In either case, remember that the lifecycle of a classification (it's creation and update times, and versions) is still handled independently from that of the entity – and this could have an impact on history:
- We receive a reference copy entity at version 2 with an update time of 5
- We later receive the same reference copy entity (still at version 2, update time of 5) which now has a classification, whose creation time is 3
- At time 1 and time 2 the repository knows nothing about the entity: any query or retrieval for these points in time will indicate that the entity did not exist
- At time 3 and 4, even though the classification existed, we do not know anything about the entity: the classification is therefore "orphaned" at these points in time, and any query or retrieval for the entity (even based on classification) should indicate that it did not exist
- Only in response to queries or retrievals from time 5 onwards should we respond with details about the entity: and this should include the details of the entity and the classification
Egeria provides an interface for re-identification (changing the GUID) of instances as well – both entities and relationships. To implement these with regards to retaining history, you will need to make use of the
reIdentifiedFromGUID property that was added to InstanceHeader in release 2.9:
- The re-identify method should first create a copy of the existing instance.
- On the copy, the method should set this new property to the old (existing) GUID of the instance.
- The method should set the GUID of this copy of the instance to the new GUID.
- The method should find all relationships that point to the original GUID, and update these to point to the new GUID.
- The method should then delete the original instance, and create the new (copied) instance.
In this way, a consumer can then still navigate through the history:
- Retrieve an instance by GUID, and its history. This should cover the referential integrity to any relationships at those historical points in time that referred to this entity based on this (new) GUID.

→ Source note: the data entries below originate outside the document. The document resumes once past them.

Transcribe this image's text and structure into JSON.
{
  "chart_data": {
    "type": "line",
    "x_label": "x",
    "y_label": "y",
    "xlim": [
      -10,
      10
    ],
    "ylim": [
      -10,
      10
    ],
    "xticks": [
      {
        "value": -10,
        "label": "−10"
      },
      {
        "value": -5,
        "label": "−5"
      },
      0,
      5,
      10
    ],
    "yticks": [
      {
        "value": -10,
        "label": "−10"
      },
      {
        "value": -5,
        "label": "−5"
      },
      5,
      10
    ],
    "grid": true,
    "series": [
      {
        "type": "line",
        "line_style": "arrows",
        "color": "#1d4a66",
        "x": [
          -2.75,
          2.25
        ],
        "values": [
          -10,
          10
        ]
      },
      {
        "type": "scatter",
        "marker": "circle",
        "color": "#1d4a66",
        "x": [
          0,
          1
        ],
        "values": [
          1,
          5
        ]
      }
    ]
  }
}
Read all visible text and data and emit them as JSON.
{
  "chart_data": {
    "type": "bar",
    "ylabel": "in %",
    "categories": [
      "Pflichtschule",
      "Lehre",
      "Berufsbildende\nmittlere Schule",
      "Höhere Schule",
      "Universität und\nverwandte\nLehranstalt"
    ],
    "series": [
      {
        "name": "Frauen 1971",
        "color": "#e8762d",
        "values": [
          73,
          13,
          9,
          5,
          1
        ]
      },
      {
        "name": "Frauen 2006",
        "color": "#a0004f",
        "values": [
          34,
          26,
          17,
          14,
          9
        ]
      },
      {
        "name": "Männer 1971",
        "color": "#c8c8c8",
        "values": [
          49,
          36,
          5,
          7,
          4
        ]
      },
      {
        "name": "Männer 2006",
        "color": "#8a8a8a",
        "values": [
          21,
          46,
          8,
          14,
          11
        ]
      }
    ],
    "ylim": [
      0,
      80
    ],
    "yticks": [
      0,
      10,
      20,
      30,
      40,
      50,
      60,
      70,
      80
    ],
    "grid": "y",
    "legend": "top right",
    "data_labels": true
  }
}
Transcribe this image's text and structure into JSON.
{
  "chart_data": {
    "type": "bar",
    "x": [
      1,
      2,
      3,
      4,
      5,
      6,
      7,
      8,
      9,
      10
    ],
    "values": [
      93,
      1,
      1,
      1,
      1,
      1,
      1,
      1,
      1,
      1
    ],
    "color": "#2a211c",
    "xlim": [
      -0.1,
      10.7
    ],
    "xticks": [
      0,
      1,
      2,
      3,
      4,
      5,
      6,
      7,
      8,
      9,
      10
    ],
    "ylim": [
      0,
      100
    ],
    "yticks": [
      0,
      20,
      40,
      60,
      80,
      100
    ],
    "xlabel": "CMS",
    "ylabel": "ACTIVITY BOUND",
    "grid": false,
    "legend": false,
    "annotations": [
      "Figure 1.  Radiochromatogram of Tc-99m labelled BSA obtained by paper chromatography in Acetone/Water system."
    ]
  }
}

- This will only go back as far as the instance existed or was re-identified.
- If the instance has the
reIdentifiedFromGUIDproperty set, this will give its previous identifier.
- The consumer can use this previous identifier to retrieve that historical instance by its (different) GUID, and all of its history. This should also cover the referential integrity to any relationships at those historical points in time that referred to this entity based on that (different) previous GUID.
- This process can then recursively repeat, to navigate through any number of re-identifications of the instance.